The next day there was more drinking, and Walken and Wood had lunch ashore while Wagner and Capt. Davern stayed on the boat. After drinking with dinner that night, there was even more drinking on Splendour. Some time after midnight, Wagner smashed a bottle of wine on a salon table, and apparently accused Walken of wanting to bonk his wife. At that point Walken went to his cabin up forward, and curiously, wouldn’t learn of Wood’s death until the following morning. Wagner and Wood returned to their cabin aft, and Capt. Davern says he stayed in the salon and turned the music up so he wouldn’t hear Wagner and Wood argue.
At some point Wood disappeared. There is speculation that she fell over in a drunken stupor, was pushed over, slipped when retying the dinghy to keep it from banging against the hull, and what have you. It seems clear that she wasn’t dragged out of her cabin unwillingly because she was wearing a coat. Wagner and Capt. Davern have conflicting memories of what their responses were to Wood having disappeared, something not surprising when you’re talking about individuals who had been admittedly smashed.
As often happens in Hollywood, a new witness has suddenly turned up, in this case an self-described "earwitness." Marilyn Wayne says she was a guest on a boat 90-ft away from Splendour, and for 15 minutes heard someone holler that she was drowning and needed help. She claims Harbor Patrol didn’t answer her calls, and that the police promised to respond but didn’t. She says that she heard a man’s voice say, "Hold on, we’re coming to get you," and thought the situation had been resolved.
Duane Rasure, the L.A. County Sheriff detective who originally investigated the case, says he believed Wagner was innocent, and still believes it. "If I have ever had the slightest inkling there was a murder, something suspicious," says Rasure, "I would have worked it. I did not cover for anybody and I wouldn’t cover for anybody. I don’t care about their celebrity status. They were people."

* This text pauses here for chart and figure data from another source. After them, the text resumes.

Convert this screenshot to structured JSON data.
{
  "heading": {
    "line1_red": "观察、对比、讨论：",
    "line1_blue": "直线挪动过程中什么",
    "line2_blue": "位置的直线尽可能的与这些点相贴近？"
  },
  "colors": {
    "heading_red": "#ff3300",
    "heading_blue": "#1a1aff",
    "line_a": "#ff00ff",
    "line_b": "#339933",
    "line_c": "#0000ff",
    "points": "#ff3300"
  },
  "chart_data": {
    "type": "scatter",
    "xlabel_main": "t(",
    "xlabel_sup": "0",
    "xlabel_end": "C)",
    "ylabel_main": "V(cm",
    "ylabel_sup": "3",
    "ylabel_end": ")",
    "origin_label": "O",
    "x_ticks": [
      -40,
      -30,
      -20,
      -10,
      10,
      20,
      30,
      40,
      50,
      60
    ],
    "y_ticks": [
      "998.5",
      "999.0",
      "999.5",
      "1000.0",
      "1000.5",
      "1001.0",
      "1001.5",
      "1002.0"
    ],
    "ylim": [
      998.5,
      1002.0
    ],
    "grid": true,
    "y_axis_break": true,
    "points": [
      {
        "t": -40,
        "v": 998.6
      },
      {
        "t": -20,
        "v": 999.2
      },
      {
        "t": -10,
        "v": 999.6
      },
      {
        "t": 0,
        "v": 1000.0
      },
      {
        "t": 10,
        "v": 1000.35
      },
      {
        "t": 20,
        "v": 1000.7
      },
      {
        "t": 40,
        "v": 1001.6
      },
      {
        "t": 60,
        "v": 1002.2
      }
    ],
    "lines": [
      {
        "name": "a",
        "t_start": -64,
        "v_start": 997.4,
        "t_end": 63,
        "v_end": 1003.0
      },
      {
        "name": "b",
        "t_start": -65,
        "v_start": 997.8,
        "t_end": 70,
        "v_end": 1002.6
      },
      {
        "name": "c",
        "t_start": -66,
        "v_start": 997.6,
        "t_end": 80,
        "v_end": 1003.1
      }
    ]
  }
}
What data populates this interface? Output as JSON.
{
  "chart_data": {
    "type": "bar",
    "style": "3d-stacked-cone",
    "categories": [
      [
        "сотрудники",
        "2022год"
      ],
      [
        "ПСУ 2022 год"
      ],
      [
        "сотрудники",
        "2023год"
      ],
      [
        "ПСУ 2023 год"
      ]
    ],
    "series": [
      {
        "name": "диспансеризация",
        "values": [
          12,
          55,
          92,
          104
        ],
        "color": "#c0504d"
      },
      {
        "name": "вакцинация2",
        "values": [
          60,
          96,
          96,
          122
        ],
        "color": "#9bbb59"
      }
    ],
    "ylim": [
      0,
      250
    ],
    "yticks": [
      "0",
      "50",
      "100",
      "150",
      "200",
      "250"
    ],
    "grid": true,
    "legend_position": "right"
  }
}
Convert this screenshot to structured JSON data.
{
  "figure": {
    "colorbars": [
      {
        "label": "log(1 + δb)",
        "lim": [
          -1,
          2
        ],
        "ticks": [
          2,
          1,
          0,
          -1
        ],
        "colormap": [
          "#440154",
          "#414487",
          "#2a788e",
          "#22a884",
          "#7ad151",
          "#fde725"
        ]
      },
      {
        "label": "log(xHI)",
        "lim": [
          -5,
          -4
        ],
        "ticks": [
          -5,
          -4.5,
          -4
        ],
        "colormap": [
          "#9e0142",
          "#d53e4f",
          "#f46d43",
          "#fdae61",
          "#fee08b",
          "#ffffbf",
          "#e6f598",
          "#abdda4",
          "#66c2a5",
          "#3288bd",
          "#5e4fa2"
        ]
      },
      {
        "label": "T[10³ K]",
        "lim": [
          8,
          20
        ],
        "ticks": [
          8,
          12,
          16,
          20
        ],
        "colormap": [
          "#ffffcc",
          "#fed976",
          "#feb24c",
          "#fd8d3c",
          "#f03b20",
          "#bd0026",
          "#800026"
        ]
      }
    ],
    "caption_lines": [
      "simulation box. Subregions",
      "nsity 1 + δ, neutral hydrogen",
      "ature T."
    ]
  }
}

In an recent autobiography, Wagner wrote that he blames himself — indirectly — for Wood’s death. Through a spokesperson, he adds that he supports any further investigation — and by the way, would be happy to send you a free CD answering any questions you might have about reverse mortgages he now flogs.
As for Capt. Dennis Davern, he now says that Wagner was responsible, although perhaps not directly, for Wood’s death because he didn’t start an aggressive enough search. If that was true, it raises the question of what stopped Davern, presumably the most experienced and competent seaman on the boat, from taking the situation into his own hands. Davern admits that he’d consumed a lot of Scotch and wine in the hours prior to Wood’s disappearance and, despite doing nothing to try to find Wood, has a clear memory of everything that happened. Yeah, sure.
In a striking Hollywood coincidence, Capt. Davern has a book out about Wood’s death. Retired dectective Duane Rasure says that Capt. Davern is not only not telling the whole truth, he’s just trying to make money out of Wood’s death. In another shocking Hollywood coincidence, Vanity Fair magazine is about to publish a big 30th anniversary story about Wood’s death.
In announcing the fact that they were reopening the investigation, the L.A. County Sheriff’s Office was careful to note that Wagner, now 81, seemingly the only person who could be a suspect, was not a suspect. As a result, everyone seems confused why the Sheriff’s Office was going to the trouble. One prominent theory is that they are using a celebrity death to take the public and press’s mind off the bad publicity they’ve been getting lately on a number of fronts. In any event, they seem about a quarter of a million hours too late to solve this crime.
As for us, we think alcohol abuse was the cause of Wood’s death, and Walken, Wagner, Wood and Davern all had a hand in it. Please drink responsibly, folks, particularly when operating a motor vehicle or on a boat.